In the report, persistence rate is measured by the percentage of students who return to college at any institution for their second year, while retention rate is by the percentage of students who return to the same institution. These rates had been increasing since their lowest levels in 2012, but have now taken a turn.

Other findings

In terms of race and ethnicity, “persistence rate gaps by race and ethnicity in the 2019 cohort remain as wide as in the previous cohort years,” according to the report. Among all institution sectors, Asian students had the highest persistence rates (86.5%) while Black students had the lowest rates (64.9%). The overall first-year persistence rate fell the most among Latinx students (down from 71.8% to 68.6%). 

At community colleges, Latinx starters declined more year-over-year in fall 2020 than other racial and ethnic groups examined in both persistence (-4.8 percentage points) and retention (-3.3 percentage points), after having remained stable in the recent past.

Approximately 7% of students who entered a community college transferred to a different institution in their first year. But transfer-out rates are lower among Latinx and Black students (4.9% and 6.8%, respectively) compared to white and Asian students (9.1% for both groups).

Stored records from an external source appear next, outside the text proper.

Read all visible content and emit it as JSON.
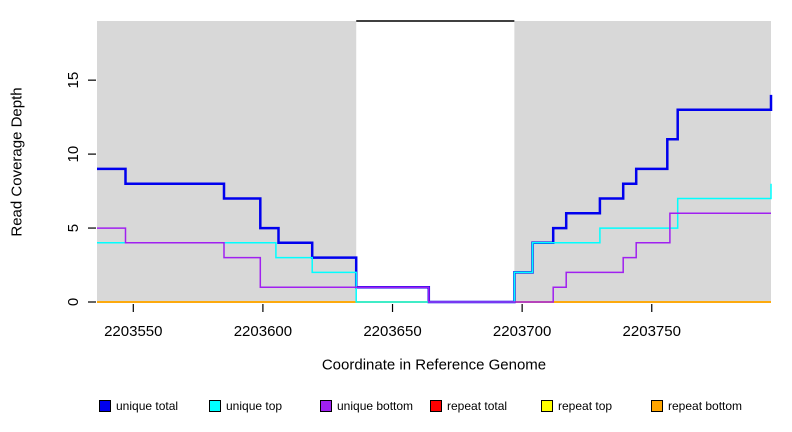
{
  "figure": {
    "background_color": "#ffffff",
    "plot_background_color": "#d8d8d8"
  },
  "chart_data": {
    "type": "line",
    "subtype": "step",
    "title": "",
    "xlabel": "Coordinate in Reference Genome",
    "ylabel": "Read Coverage Depth",
    "xlim": [
      2203536,
      2203796
    ],
    "ylim": [
      0,
      19
    ],
    "x_ticks": [
      2203550,
      2203600,
      2203650,
      2203700,
      2203750
    ],
    "y_ticks": [
      0,
      5,
      10,
      15
    ],
    "grid": "off",
    "gap_region": {
      "start": 2203636,
      "end": 2203697,
      "fill": "#ffffff",
      "top_marker_color": "#000000"
    },
    "series": [
      {
        "name": "repeat total",
        "key": "repeat-total",
        "color": "#ff0000",
        "width": 1.5,
        "points": [
          [
            2203536,
            0
          ]
        ]
      },
      {
        "name": "repeat top",
        "key": "repeat-top",
        "color": "#ffff00",
        "width": 1.5,
        "points": [
          [
            2203536,
            0
          ]
        ]
      },
      {
        "name": "repeat bottom",
        "key": "repeat-bottom",
        "color": "#ffa500",
        "width": 1.5,
        "points": [
          [
            2203536,
            0
          ]
        ]
      },
      {
        "name": "unique total",
        "key": "unique-total",
        "color": "#0000ee",
        "width": 2.5,
        "points": [
          [
            2203536,
            9
          ],
          [
            2203547,
            8
          ],
          [
            2203585,
            7
          ],
          [
            2203599,
            5
          ],
          [
            2203606,
            4
          ],
          [
            2203619,
            3
          ],
          [
            2203636,
            1
          ],
          [
            2203664,
            0
          ],
          [
            2203697,
            2
          ],
          [
            2203704,
            4
          ],
          [
            2203712,
            5
          ],
          [
            2203717,
            6
          ],
          [
            2203730,
            7
          ],
          [
            2203739,
            8
          ],
          [
            2203744,
            9
          ],
          [
            2203756,
            11
          ],
          [
            2203760,
            13
          ],
          [
            2203796,
            14
          ]
        ]
      },
      {
        "name": "unique top",
        "key": "unique-top",
        "color": "#00ffff",
        "width": 1.5,
        "points": [
          [
            2203536,
            4
          ],
          [
            2203605,
            3
          ],
          [
            2203619,
            2
          ],
          [
            2203636,
            0
          ],
          [
            2203697,
            2
          ],
          [
            2203704,
            4
          ],
          [
            2203730,
            5
          ],
          [
            2203760,
            7
          ],
          [
            2203796,
            8
          ]
        ]
      },
      {
        "name": "unique bottom",
        "key": "unique-bottom",
        "color": "#a020f0",
        "width": 1.5,
        "points": [
          [
            2203536,
            5
          ],
          [
            2203547,
            4
          ],
          [
            2203585,
            3
          ],
          [
            2203599,
            1
          ],
          [
            2203664,
            0
          ],
          [
            2203712,
            1
          ],
          [
            2203717,
            2
          ],
          [
            2203739,
            3
          ],
          [
            2203744,
            4
          ],
          [
            2203757,
            6
          ]
        ]
      }
    ]
  },
  "legend": {
    "items": [
      {
        "label": "unique total",
        "color": "#0000ee"
      },
      {
        "label": "unique top",
        "color": "#00ffff"
      },
      {
        "label": "unique bottom",
        "color": "#a020f0"
      },
      {
        "label": "repeat total",
        "color": "#ff0000"
      },
      {
        "label": "repeat top",
        "color": "#ffff00"
      },
      {
        "label": "repeat bottom",
        "color": "#ffa500"
      }
    ]
  }
}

When looking at majors in the community college sector, all top five associate degree majors by enrollment saw drops in the first-year persistence rate. The greatest persistence and retention rate declines occurred for computer information sciences (60.3% and 56.1%, respectively). That major had increased the most of the top five majors in the previous year.

Health care majors saw their persistence and retention rates fall by 2.2 and 1 percentage points, respectively, after remaining stable in the previous year.